Above: Can you see the name of the cobbled path in Broadbottom? It's called Gibble Gabble - surely one of the most unusual names for a path or lane in all of England.
Below: The site of a Roman fort known as either Melandra Castle or Ardotalia. Its initial construction commenced in 78AD and the strategically important fort remained in use for a further hundred years protecting the Pennine track that leads east to The Hope Valley.
Above: Nineteenth century dye vats near the River Etherow - associated with the booming cotton industry and the great cotton mill at Broadbottom - later demolished. In its heyday it employed up to 1500 workers.

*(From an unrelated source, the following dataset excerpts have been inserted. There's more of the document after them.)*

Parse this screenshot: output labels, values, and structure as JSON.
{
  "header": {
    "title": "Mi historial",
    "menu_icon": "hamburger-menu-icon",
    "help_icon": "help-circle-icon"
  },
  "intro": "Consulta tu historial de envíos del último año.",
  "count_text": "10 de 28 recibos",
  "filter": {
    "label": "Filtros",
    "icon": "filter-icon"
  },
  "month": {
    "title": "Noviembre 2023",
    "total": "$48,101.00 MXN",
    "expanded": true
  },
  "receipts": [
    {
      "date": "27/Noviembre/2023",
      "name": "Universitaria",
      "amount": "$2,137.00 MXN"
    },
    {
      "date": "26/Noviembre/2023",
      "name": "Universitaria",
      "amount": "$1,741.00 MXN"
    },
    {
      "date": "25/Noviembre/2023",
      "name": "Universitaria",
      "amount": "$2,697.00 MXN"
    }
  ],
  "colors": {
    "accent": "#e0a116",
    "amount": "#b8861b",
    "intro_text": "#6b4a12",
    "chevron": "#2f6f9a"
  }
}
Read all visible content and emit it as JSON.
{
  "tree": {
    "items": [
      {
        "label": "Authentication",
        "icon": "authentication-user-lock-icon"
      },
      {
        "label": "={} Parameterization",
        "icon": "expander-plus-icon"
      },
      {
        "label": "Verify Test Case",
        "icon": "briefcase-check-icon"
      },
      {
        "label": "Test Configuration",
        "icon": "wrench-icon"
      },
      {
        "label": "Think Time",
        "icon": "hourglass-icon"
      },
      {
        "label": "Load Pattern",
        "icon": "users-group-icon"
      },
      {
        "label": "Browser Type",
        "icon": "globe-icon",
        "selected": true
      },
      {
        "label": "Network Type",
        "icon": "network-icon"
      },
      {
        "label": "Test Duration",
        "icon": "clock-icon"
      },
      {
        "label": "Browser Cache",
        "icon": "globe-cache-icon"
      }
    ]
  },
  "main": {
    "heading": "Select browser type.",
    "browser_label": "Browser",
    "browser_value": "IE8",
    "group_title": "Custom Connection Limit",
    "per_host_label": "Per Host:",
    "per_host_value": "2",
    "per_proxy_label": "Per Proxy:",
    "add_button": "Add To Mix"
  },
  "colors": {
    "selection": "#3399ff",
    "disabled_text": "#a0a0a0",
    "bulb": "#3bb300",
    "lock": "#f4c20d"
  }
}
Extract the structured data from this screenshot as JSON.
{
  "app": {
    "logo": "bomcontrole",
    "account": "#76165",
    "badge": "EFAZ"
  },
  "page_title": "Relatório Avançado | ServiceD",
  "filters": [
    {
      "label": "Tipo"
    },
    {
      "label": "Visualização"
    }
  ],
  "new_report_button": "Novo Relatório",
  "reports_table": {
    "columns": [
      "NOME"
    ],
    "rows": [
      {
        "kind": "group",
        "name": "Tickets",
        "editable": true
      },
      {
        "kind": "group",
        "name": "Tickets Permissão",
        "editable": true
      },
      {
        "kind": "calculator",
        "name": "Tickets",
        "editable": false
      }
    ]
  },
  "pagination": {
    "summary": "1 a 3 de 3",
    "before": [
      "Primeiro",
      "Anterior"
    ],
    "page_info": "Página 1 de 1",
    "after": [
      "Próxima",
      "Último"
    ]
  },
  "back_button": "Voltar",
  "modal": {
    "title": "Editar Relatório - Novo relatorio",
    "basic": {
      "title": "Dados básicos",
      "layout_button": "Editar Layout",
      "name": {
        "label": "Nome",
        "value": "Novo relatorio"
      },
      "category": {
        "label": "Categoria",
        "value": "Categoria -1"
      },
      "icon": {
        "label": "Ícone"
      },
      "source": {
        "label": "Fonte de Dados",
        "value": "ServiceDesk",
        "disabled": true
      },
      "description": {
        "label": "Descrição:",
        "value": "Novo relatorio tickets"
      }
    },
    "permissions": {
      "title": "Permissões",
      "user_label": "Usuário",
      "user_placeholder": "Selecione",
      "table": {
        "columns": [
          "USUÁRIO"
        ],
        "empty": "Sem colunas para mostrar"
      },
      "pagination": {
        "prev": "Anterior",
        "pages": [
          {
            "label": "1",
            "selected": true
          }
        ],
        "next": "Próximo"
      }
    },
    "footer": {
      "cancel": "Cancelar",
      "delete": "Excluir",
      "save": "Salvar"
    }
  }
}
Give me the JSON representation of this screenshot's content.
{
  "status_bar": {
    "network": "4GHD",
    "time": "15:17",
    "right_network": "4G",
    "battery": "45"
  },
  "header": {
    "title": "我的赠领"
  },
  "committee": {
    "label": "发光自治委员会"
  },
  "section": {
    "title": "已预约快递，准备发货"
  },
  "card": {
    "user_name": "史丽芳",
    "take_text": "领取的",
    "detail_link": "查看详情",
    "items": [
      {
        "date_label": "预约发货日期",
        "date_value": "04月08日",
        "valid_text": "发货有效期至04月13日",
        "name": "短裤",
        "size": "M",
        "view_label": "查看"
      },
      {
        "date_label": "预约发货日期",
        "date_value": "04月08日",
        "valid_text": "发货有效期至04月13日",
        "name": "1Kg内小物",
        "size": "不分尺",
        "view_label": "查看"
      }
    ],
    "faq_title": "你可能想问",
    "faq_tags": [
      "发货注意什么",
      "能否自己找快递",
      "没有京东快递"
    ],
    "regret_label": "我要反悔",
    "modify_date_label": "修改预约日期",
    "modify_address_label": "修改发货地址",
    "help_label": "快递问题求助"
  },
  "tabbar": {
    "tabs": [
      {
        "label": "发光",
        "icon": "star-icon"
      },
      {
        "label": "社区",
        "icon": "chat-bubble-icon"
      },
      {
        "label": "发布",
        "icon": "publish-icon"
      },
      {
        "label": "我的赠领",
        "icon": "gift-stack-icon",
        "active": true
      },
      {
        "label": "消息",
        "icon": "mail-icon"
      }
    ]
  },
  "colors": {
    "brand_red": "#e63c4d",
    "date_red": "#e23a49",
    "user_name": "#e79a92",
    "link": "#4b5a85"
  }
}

Below: On Hague Road near Pear Tree Farm. It was like emerging from a tunnel into the light as I pressed on to Melandra Castle near the social housing estate at Gamesley.
Above: A secret door by the cobbled lane that leads up to Mottram's parish church. The stone plaque above the door bears the date - 1769.
Below: Just after I crossed the railway west of Broadbottom, I spotted this bench as I headed down to Hodgefold. Arresting me, it seemed simply beautiful, caught as it was in that glorious June sunshine in the middle of The North of England. Who would not want to sit there for a while, contemplating this curious life?